Nitrogen is what encourages growth. Phosphorus, on the other hand, contributes to flowering, but it won’t do any growing until it re-emerges the following Spring. 

Preparing the ground soil with a little phosphorous fertilizer with less nitrogen is best done during late Fall.

This will ensure that when the hibiscus does spring back up around April, it’ll bounce back to life with an abundance of blooms. 

 

Overwintering Tropical Hibiscus Plants

To overwinter a tropical hibiscus, it can’t be left in the ground. 

Temperatures below freezing (-32 degrees Fahrenheit) will damage it, and below 25 degrees Fahrenheit is likely to kill it. 

To protect these plants for up to a few days of colder than usual temperatures, you can apply a thick layer of mulch of four inches, and put a temporary frost cloth over the plant. 

When the weather takes an unexpected turn for the worse, an emergency course of action is to take any thick cover, whether it’s a cotton bed sheet or a car cover, and place it over the plant. 

Raise the temperatures under the canopy using incandescent Christmas light bulbs. It needs to be the old-fashioned lights and not LED lights as those produce lower heat.

If temperatures will be below freezing consistently, a tropical hibiscus can’t stay in the garden. You need to remove it from the garden soil, pot it, and bring it indoors. 

The ideal temperatures for houseplants are 50 degrees Fahrenheit, and that’s the lowest temperature a hibiscus needs for survival. This will fit in with most of your other houseplants. 

Just make sure to keep it away from direct sources of heat and drafts. 

Removing ground planted hibiscus needs to be done by digging around the root ball to a depth of around 8 to 10 inches. 

Use a spade to sever the roots then place them in a large planter. 

This should be done before the first freeze, preferably a few days to a week before the temperatures become unsuitable to give you a chance to treat any pests

Rinse the roots and wipe the leaves before bringing the plant inside.

 

Caring for a Tropical Hibiscus Indoors over the Winter

How you care for your hibiscus depends on whether you want it to bloom throughout the winter, or if you’re merely content to have it survive. 

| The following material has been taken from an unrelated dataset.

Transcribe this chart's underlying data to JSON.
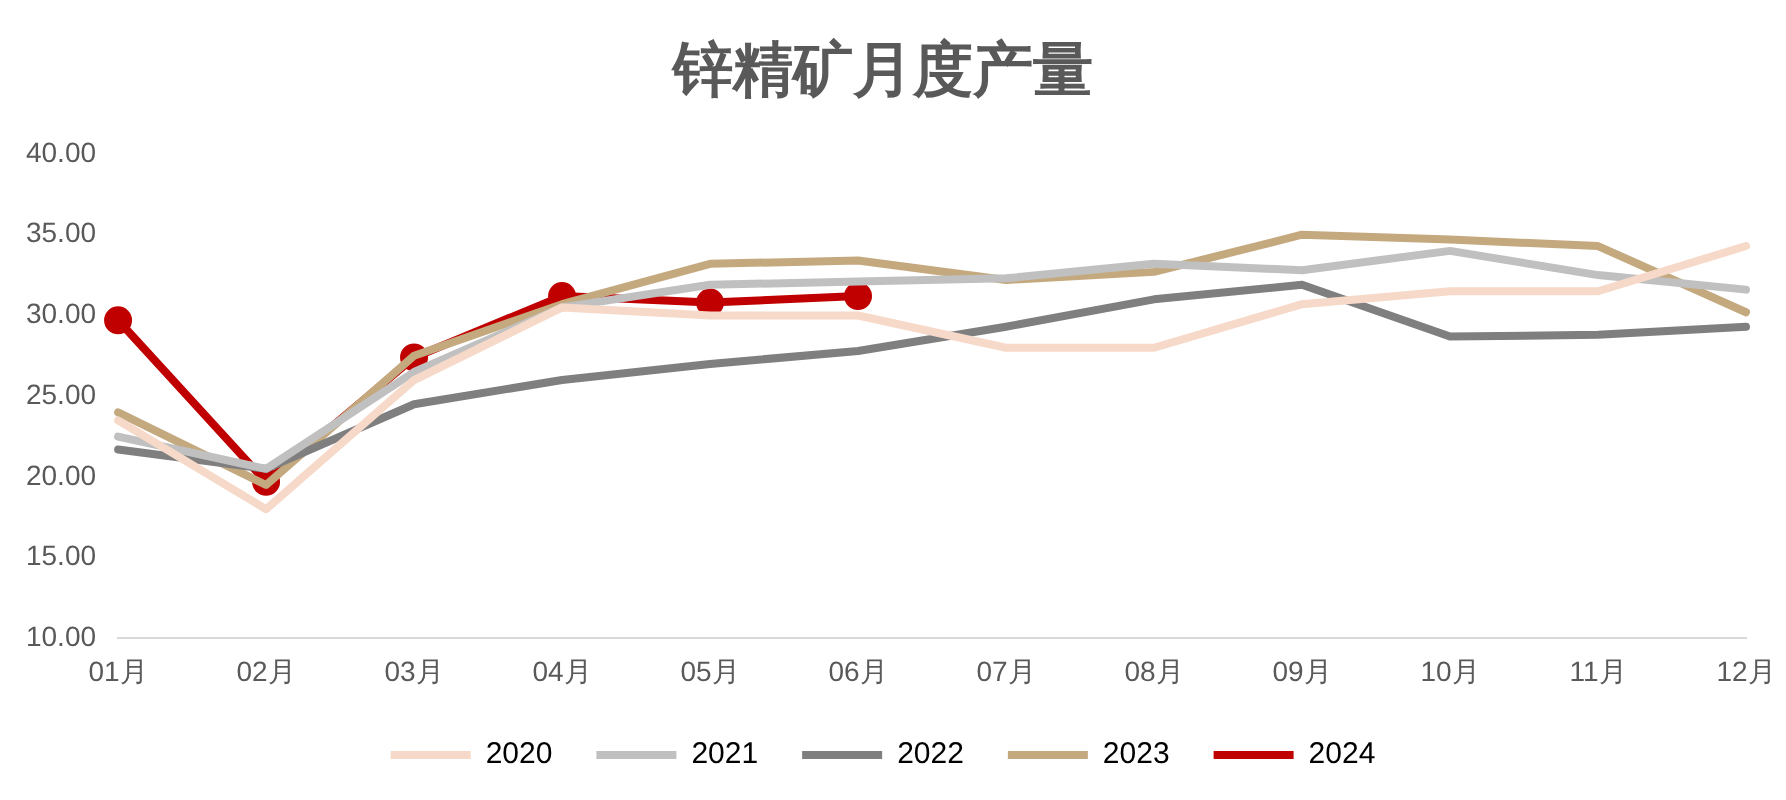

Indoors, the growing conditions for blooming will need more than two hours of indirect sunlight and temperatures closer to 70 degrees Fahrenheit.

If all you want to do is have your hibiscus survive the winter so you can replant it in the garden by Spring, then temperatures above 50 degrees Fahrenheit is all you need. 

In terms of watering, you only need to keep the soil from drying out. 

If you want to keep your hibiscus blooming all year, it’ll need more water. 

The best variety for all-year blooms is the Chinese Hibiscus. Place this plant near a west-facing window and you’ll get prolific blooms all year. 

If it’s not actively blooming, it’ll drink far less. In which case, you only need to water it enough to prevent the soil from drying out. 

After all, much of the water you give the plant will be lost to evaporation rather than the plant actively drinking if you aren’t encouraging blooming.

 

Frequently Asked Questions Related to Overwintering Hibiscus Plants

 

Is it normal for hibiscus to shed all its leaves when it’s brought indoors?

It is common to experience a lot of leaf drop on the hibiscus, but it’s just because of stress. The leaves grow back once the plant acclimates to the indoor growing conditions. 

 

Do tropical hibiscus plants go dormant in winter?

No. They can act like they’re in a dormant phase when they don’t receive enough sunlight. Leaves will turn yellow and fall off when light is reduced. The key component a hibiscus needs to survive the winter is temperatures over 50 degrees Fahrenheit. Reducing everything else just stops the plant from growing. Warm temperatures keep it alive.